Kupers can’t speculate about why any one petition was turned down. But he does acknowledge that the initiative got off to an extremely slow start. “The clemency initiative was announced with a great deal of fanfare by James Cole under Eric Holder and it got started but very slowly.” That made it inevitable that in a time crunch, the small staff that Leff complained about in her letter would not be able to review even a fraction of petitioners including many, like Johnson, who fit the criteria.
“There were 180,000 people in federal prison during Obama’s second term,” David Menschell, a Portland-based defense lawyer and criminal justice reform advocate, says. “He granted clemency to like 1,700. That’s less than 1 percent. Also, initially based on the criteria that Holder announced, people estimated that about 20,000 people would be eligible. 1,700 is a lot less than 20,000.”

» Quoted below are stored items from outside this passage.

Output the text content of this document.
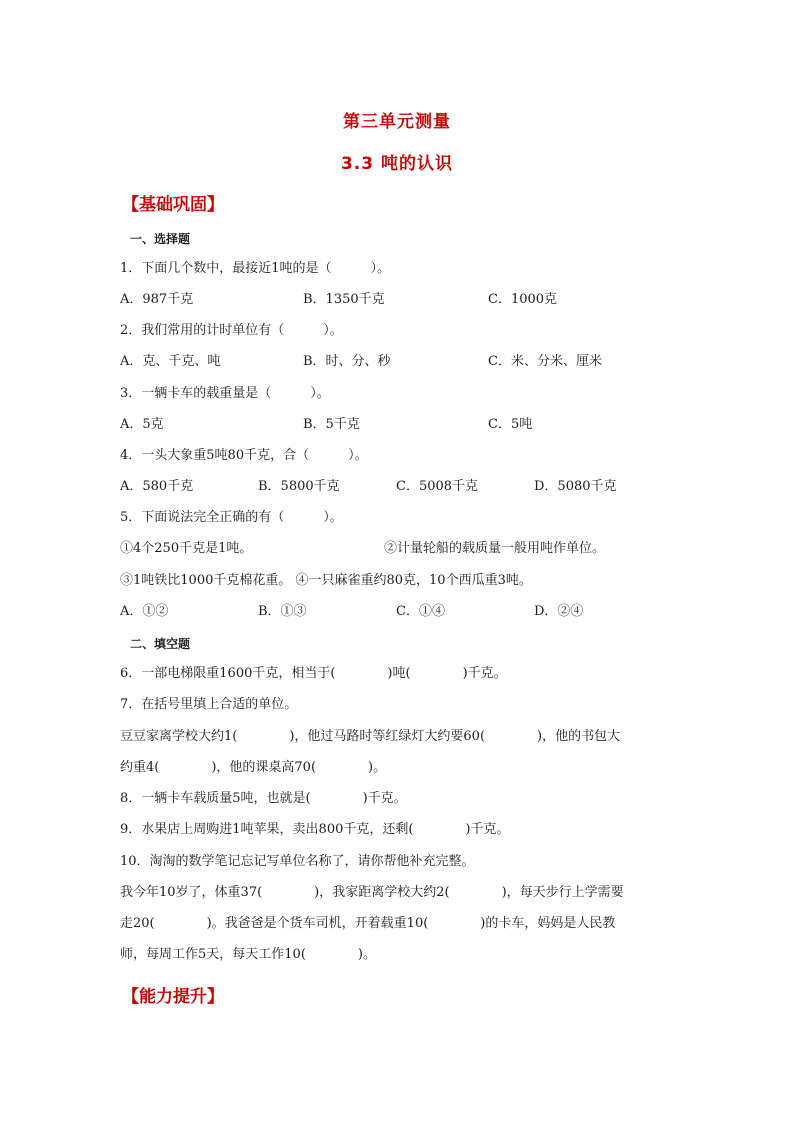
第三单元测量
3.3 吨的认识
【基础巩固】
一、选择题
1．下面几个数中，最接近1吨的是（　　　）。
A．987千克	B．1350千克	C．1000克
2．我们常用的计时单位有（　　　）。
A．克、千克、吨	B．时、分、秒	C．米、分米、厘米
3．一辆卡车的载重量是（　　　）。
A．5克	B．5千克	C．5吨
4．一头大象重5吨80千克，合（　　　）。
A．580千克	B．5800千克	C．5008千克	D．5080千克
5．下面说法完全正确的有（　　　）。
①4个250千克是1吨。	②计量轮船的载质量一般用吨作单位。
③1吨铁比1000千克棉花重。 ④一只麻雀重约80克，10个西瓜重3吨。
A．①②	B．①③	C．①④	D．②④
二、填空题
6．一部电梯限重1600千克，相当于(　　　　)吨(　　　　)千克。
7．在括号里填上合适的单位。
豆豆家离学校大约1(　　　　)，他过马路时等红绿灯大约要60(　　　　)，他的书包大
约重4(　　　　)，他的课桌高70(　　　　)。
8．一辆卡车载质量5吨，也就是(　　　　)千克。
9．水果店上周购进1吨苹果，卖出800千克，还剩(　　　　)千克。
10．淘淘的数学笔记忘记写单位名称了，请你帮他补充完整。
我今年10岁了，体重37(　　　　)，我家距离学校大约2(　　　　)，每天步行上学需要
走20(　　　　)。我爸爸是个货车司机，开着载重10(　　　　)的卡车，妈妈是人民教
师，每周工作5天，每天工作10(　　　　)。
【能力提升】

Given the lack of transparency, we don’t know why a particular petition was denied. But Johnson has learned that her final bid for clemency under Obama was denied in January 2017, while Sally Yates was serving as interim attorney general.
“There are many different hands in the chain. Anyone could have thwarted the petitions. It’s hard to say because the whole thing was shrouded in mystery and Yates didn’t report who she spiked,” Ostler says. “But there’s no doubt she did give a negative view on a lot of petitions.”
Ostler and Barkow both acknowledge that Yates began prioritizing clemency by the end of Obama’s second term, but by then it was too late to process the record number of petitions.
Beyond any individual cases, Ostler points out that Yates shares one troubling characteristic with William Barr at a time that the criminal justice system needs a serious overhaul: “They didn’t do what they needed to do to change the process at the DOJ.”
“I think that Yates, by the end, got the message that it was a top priority for the president and did turn things up a bit at the end,” Barkow says. “But we would have seen a far better clemency process if someone in that office were more open to clemency.”
Barkow thinks Yates is qualified to serve as attorney general. But nominating her, Barkow fears, would be a signal that the incoming president is not fully committed to the drastic reforms the criminal justice system needs.
“It’s important to have someone in that position who doesn’t represent the interests of prosecutors,” Barkow says. “Yates is a DOJ lifer—a prosecutor through and through.”